EU hammerblow as France blocks ratification of landmark trade deal with Canada


France has dealt a crushing blow to the European Union’s flagship trade deal with Canada by rejecting its ratification after criticism by farmers that it brings in unfair competition from overseas.

The EU-Canada Comprehensive Economic and Trade Agreement, or CETA, provisionally went into effect in September 2017 after all EU governments agreed to it – but its full implementation still requires approval by both French legislatures.

Yesterday’s 211-44 vote in the Senate does not necessarily mean that France ultimately will reject the treaty completely.

The vote sends the bill back to the powerful National Assembly, which had approved it in 2019 and can still move to override the Senate rejection and give final approval to the measure.

Nevertheless, French President Emmanuel Macron’s centrist alliance, which has pushed for CETA’s adoption, lost its majority at the lower house in 2022, meaning the outcome of any new vote is hanging in the balance.

Should the Assembly ultimately reject the legislation, that would signal France’s failure to ratify and could unravel the EU trade deal.

In the Senate, opposition from both the conservative majority and leftist legislators centred on concerns about protecting local farmers from what they consider unfair competition, as well as France’s food sovereignty. No date has been set so far for the Assembly to consider the legislation.

Across the bloc, the ratification process has been slow, with France and nine other EU countries, including Italy and Belgium, not yet giving their approval.

As of 2020, the value of trade between the EU and Canada stood at just over £42billion.

There have been significant increases in trade volume between the EU and Canada since the trade deal provisionally went into effect. From 2017 to 2023, trade between the two jumped by 51 percent, with French exports to Canada rising by 33 percent.

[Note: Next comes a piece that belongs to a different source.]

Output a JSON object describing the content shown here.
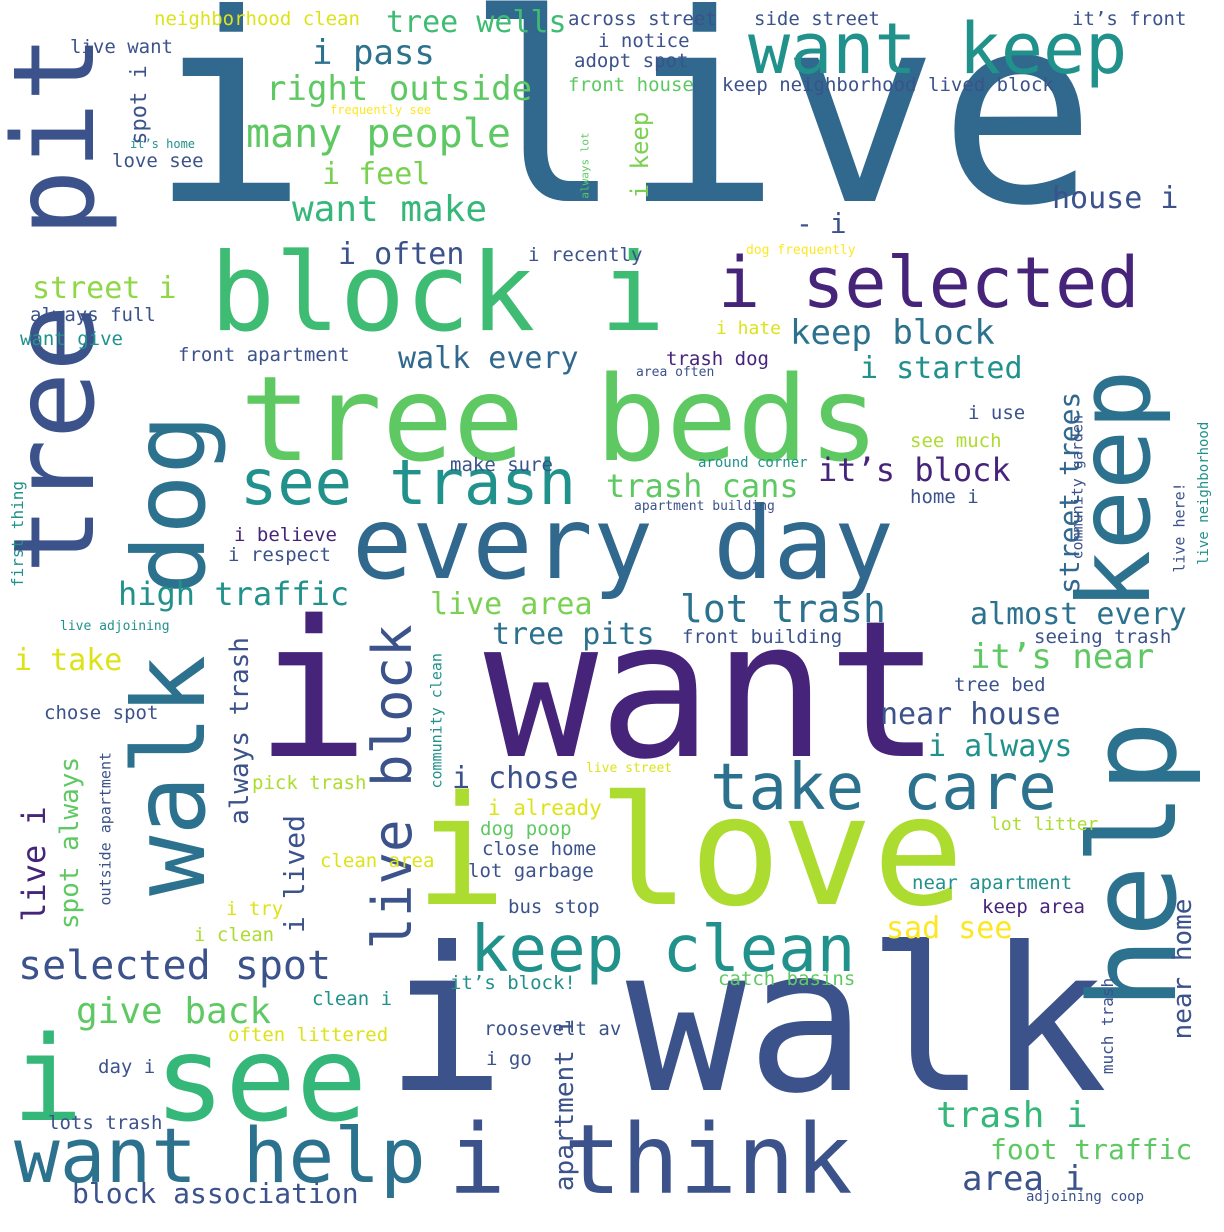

Figures published by the EU two years ago suggested CETA saved £463million in duties in 2022.

Despite these economic gains, CETA has faced criticism, including over its impact on European farmers and the environment. Critics claim it risks undermining local agriculture and increasing greenhouse gas emissions due to more transport of goods.

CETA aims to eventually eliminate almost 99 percent of tariffs.

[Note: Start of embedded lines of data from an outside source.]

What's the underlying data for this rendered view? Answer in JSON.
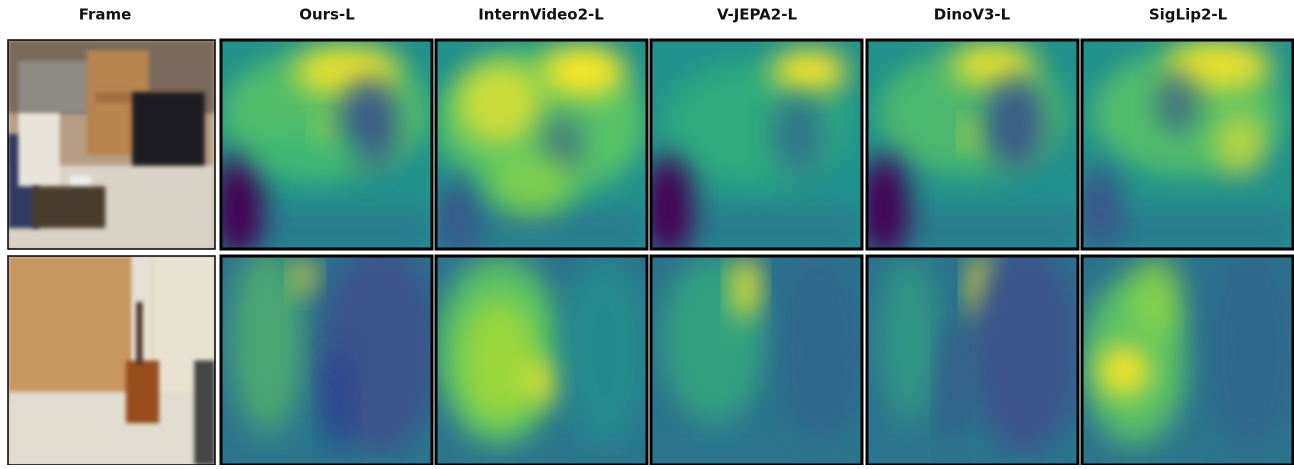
{
  "columns": [
    "Frame",
    "Ours-L",
    "InternVideo2-L",
    "V-JEPA2-L",
    "DinoV3-L",
    "SigLip2-L"
  ]
}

It includes special recognition for certain European products like Agen prunes and Savoie reblochon.

The Senate’s rejection pressures the National Assembly, which only narrowly passed CETA in 2019.

If France or any other EU member state definitively rejects the treaty, it could fall apart, affecting the parts of the agreement already in operation.

French senators’ vote comes after farmers across France and Europe demonstrated on their tractors earlier this year in protests over low earnings, heavy regulation and what they call unfair competition from abroad, often criticising free-trade agreements, including the CETA.